National news, she says, “tends to frame politics in America through the lens of the major conflicts between the two parties.… One of the things local news does is reminds people that, oh, that person, they may be of the other party, but they’re facing the same challenge that I’m facing,” Dunaway told Woodruff.
In a small Texas town, where you would think the population is entirely Republican, The Record’s editor Laurie Brown was a reporter first, but one whose editorial opinions would lean toward Democratic positions. Still, she was widely respected by those who disagreed with her. Her saving grace in their eyes was that she was one of them and told their stories. This connection that moderates passions and allows for conversations instead of bitter arguments is disappearing with the loss of community newspapers.
One person who dearly misses The Canadian Record is rancher Steve Rader. “Our paper spoiled us. They did so much work. And it was so colorful and beautiful, and they celebrated our successes and our tough times,” he told Woodruff, tears coming to the eyes of the big Texas rancher.
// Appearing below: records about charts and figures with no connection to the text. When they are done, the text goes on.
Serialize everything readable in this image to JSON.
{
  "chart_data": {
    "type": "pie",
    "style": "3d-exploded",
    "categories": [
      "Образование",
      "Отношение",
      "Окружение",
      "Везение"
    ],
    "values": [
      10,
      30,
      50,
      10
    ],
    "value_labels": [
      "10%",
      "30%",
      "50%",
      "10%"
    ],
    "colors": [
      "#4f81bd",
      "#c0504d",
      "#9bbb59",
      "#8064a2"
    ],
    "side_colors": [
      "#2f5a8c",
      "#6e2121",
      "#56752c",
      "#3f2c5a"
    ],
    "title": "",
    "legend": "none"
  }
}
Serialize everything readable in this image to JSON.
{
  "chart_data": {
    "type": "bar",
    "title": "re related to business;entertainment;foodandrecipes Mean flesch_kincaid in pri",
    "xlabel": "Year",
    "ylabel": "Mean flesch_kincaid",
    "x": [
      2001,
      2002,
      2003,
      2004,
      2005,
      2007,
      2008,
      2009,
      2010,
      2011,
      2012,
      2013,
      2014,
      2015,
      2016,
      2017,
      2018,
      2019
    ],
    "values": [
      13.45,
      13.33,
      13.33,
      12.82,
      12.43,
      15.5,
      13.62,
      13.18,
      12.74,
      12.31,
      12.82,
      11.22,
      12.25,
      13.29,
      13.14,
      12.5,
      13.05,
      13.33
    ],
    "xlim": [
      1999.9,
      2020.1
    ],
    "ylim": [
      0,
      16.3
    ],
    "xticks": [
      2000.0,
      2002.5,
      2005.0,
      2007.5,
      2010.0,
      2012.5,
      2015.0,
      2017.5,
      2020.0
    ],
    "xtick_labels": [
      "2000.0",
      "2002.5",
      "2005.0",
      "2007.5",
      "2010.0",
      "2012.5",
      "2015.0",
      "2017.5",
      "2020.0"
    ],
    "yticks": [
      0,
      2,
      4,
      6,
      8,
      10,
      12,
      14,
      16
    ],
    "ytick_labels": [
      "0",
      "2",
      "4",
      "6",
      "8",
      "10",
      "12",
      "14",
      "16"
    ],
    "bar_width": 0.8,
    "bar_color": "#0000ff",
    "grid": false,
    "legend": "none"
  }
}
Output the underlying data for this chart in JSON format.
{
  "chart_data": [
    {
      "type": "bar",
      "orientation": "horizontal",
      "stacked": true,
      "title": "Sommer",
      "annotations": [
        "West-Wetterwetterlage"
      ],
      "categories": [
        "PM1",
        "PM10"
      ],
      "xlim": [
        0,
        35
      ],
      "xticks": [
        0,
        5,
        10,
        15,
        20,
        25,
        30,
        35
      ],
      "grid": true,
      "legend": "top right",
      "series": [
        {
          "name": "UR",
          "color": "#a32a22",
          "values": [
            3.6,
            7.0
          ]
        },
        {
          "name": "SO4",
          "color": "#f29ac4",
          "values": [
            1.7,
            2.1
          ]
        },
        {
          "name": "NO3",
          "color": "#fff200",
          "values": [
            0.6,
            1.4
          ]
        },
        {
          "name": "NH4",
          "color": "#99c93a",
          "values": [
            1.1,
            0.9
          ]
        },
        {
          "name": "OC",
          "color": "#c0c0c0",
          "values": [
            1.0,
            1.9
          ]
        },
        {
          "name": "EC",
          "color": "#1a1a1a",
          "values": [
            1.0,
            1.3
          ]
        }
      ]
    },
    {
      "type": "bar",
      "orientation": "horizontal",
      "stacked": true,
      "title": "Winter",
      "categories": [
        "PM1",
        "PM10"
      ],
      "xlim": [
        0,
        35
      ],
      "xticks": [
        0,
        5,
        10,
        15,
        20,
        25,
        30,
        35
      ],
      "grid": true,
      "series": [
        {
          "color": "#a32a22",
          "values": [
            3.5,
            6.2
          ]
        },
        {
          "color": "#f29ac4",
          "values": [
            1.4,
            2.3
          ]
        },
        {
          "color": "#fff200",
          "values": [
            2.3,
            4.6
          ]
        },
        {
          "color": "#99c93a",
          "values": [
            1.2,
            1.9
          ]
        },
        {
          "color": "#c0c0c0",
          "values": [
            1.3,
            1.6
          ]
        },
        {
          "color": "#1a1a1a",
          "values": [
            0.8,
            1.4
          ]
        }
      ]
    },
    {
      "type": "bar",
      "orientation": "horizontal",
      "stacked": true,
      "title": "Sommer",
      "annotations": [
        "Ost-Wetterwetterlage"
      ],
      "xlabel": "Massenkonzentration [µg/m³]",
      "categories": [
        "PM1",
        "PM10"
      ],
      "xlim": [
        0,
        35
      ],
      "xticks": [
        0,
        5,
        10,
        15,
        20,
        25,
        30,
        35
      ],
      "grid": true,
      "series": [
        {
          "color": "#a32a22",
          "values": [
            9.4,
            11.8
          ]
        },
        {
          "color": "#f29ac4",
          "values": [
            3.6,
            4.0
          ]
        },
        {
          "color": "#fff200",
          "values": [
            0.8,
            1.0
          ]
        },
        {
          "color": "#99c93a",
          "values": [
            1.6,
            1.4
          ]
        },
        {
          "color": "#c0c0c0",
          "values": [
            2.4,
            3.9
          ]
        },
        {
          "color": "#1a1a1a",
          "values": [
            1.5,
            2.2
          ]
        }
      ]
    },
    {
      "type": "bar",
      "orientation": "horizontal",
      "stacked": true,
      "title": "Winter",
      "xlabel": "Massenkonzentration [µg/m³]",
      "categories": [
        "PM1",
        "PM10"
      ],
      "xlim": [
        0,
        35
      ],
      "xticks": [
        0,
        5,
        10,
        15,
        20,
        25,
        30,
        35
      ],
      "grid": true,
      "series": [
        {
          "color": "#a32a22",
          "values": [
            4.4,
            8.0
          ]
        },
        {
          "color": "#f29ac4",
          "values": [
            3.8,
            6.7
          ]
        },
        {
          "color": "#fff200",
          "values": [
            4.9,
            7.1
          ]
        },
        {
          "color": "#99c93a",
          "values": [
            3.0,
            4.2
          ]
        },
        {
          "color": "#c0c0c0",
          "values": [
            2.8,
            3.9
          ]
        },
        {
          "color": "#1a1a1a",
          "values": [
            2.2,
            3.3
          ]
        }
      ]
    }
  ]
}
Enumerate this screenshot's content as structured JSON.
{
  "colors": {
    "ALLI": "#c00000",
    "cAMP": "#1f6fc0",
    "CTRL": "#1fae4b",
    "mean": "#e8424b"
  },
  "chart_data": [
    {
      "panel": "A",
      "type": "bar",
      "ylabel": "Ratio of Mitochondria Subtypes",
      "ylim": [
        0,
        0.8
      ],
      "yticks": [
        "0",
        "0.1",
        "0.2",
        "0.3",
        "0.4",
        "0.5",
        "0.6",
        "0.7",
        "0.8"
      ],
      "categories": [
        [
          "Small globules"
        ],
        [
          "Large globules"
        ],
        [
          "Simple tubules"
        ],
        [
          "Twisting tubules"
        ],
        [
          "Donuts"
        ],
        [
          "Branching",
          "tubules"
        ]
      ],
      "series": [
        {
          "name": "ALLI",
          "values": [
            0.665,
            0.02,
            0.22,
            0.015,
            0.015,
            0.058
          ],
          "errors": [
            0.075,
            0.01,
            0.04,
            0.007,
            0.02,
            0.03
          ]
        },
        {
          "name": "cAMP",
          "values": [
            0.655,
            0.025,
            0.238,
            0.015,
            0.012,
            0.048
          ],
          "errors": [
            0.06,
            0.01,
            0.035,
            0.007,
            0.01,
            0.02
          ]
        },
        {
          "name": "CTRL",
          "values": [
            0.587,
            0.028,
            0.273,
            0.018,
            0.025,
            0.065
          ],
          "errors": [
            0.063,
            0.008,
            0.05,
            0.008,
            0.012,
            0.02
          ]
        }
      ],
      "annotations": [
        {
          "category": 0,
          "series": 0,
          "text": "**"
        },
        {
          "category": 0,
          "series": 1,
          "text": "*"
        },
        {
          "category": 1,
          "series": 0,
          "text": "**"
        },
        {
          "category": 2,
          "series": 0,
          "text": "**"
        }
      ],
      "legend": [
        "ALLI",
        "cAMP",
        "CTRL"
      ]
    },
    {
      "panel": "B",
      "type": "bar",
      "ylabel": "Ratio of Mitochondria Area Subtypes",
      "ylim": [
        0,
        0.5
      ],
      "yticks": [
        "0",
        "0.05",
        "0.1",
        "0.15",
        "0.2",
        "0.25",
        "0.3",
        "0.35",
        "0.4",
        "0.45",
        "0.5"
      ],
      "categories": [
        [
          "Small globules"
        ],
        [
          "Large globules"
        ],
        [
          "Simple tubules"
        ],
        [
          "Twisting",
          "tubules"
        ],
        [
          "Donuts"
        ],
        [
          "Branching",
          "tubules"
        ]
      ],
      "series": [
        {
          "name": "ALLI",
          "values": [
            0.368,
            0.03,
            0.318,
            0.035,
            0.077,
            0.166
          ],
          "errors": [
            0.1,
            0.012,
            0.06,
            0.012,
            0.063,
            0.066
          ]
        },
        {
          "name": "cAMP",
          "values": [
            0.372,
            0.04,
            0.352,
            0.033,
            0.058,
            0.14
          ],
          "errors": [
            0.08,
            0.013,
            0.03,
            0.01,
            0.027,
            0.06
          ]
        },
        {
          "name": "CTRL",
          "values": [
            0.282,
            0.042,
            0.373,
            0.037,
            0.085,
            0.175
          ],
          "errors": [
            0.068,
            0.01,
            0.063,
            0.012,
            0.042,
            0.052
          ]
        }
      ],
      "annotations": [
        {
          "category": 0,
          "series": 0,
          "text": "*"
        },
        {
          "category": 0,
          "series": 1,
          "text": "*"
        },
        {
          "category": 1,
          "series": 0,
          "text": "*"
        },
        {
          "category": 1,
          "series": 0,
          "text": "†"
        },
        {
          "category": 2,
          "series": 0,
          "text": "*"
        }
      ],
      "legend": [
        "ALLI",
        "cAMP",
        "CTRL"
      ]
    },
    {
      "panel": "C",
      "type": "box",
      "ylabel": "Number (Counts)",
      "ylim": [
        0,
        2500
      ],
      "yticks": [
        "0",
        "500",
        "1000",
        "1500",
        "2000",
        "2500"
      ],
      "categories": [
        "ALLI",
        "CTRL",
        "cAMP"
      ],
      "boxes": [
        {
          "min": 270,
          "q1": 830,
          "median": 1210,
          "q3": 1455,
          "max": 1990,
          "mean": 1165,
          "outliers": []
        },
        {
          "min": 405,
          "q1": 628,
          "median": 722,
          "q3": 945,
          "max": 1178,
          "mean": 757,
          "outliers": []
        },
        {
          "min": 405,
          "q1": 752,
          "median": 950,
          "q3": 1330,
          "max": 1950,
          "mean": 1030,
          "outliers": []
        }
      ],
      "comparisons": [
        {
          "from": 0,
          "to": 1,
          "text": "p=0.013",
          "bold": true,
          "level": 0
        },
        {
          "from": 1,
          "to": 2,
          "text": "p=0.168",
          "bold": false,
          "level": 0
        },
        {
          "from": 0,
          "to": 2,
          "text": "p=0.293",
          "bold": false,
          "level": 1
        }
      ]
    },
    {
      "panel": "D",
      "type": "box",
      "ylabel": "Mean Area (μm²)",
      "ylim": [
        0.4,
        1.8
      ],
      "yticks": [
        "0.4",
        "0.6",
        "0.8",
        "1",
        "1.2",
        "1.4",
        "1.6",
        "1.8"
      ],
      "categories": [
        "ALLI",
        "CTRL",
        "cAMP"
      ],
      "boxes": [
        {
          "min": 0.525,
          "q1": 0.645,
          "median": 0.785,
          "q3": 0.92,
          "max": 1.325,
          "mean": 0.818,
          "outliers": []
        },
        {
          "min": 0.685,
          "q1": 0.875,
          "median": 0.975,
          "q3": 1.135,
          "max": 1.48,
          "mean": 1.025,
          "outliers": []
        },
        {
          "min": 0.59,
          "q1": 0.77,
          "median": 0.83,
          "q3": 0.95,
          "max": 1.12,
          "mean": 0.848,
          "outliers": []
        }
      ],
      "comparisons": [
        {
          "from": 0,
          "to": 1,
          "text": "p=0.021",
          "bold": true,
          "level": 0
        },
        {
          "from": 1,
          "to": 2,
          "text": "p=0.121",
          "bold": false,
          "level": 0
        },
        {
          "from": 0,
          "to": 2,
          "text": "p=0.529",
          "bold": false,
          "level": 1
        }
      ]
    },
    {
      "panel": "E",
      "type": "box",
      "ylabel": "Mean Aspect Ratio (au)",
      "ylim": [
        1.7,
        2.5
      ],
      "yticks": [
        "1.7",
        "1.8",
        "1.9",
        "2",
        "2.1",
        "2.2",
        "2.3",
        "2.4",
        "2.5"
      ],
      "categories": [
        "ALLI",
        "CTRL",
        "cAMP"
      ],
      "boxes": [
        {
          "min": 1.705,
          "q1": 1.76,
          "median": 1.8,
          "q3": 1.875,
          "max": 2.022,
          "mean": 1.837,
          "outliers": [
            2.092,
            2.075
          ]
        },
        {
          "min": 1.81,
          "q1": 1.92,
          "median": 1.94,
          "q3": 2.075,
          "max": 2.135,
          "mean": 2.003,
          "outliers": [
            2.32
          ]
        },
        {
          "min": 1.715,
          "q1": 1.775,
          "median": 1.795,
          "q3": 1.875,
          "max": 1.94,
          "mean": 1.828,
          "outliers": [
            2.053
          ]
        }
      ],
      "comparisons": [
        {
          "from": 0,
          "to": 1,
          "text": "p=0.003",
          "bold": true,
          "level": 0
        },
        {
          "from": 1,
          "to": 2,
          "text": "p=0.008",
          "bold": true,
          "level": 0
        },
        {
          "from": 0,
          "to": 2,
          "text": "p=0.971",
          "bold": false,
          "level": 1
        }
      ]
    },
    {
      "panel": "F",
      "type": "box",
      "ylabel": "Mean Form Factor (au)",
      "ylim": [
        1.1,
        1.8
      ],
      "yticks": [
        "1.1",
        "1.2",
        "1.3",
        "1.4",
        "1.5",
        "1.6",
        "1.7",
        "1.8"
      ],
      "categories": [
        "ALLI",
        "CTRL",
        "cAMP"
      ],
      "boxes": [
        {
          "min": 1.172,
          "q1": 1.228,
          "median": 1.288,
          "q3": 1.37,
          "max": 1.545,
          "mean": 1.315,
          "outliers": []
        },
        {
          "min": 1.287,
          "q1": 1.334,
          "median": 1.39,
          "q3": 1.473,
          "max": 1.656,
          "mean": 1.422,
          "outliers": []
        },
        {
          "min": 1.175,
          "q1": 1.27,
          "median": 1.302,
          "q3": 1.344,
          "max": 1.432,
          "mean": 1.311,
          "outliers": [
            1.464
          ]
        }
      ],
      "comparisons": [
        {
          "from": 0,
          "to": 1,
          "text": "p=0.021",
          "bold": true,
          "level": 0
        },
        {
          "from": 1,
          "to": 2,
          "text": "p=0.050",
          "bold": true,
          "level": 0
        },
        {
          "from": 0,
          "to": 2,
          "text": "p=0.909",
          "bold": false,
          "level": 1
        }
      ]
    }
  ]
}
“It feels personal,” Woodruff said to him. “Oh, yes, yes. Yes, that paper was a part of our life,” he replied.
Rader said he often didn’t agree with what Brown wrote in her editorials, “but she always made me think.”
The Washington Post’s Dana Milbank wrote a column last week with the headline, “The country has come apart. Rural America has a cure.”
“At a time when hooligans have hijacked the national discourse with disinformation and paranoia, the Rappahannock News operates in a calmer place where the slow rhythms of rural life are newsworthy — and where, regardless of political views, its readers are unified by a powerful sense of community,” Milbank writes.
“In tiny Rappahannock County, the newspaper still serves as the hymnal of our civic religion. It’s a tradition that we need to rescue in rural America — and emulate in our cities,” he says.
As America changes, the stories that bind us together as fellow citizens, that provide us understanding and compassion, are disappearing. The loss of these stories may be part of the root cause for our hostile political divide today.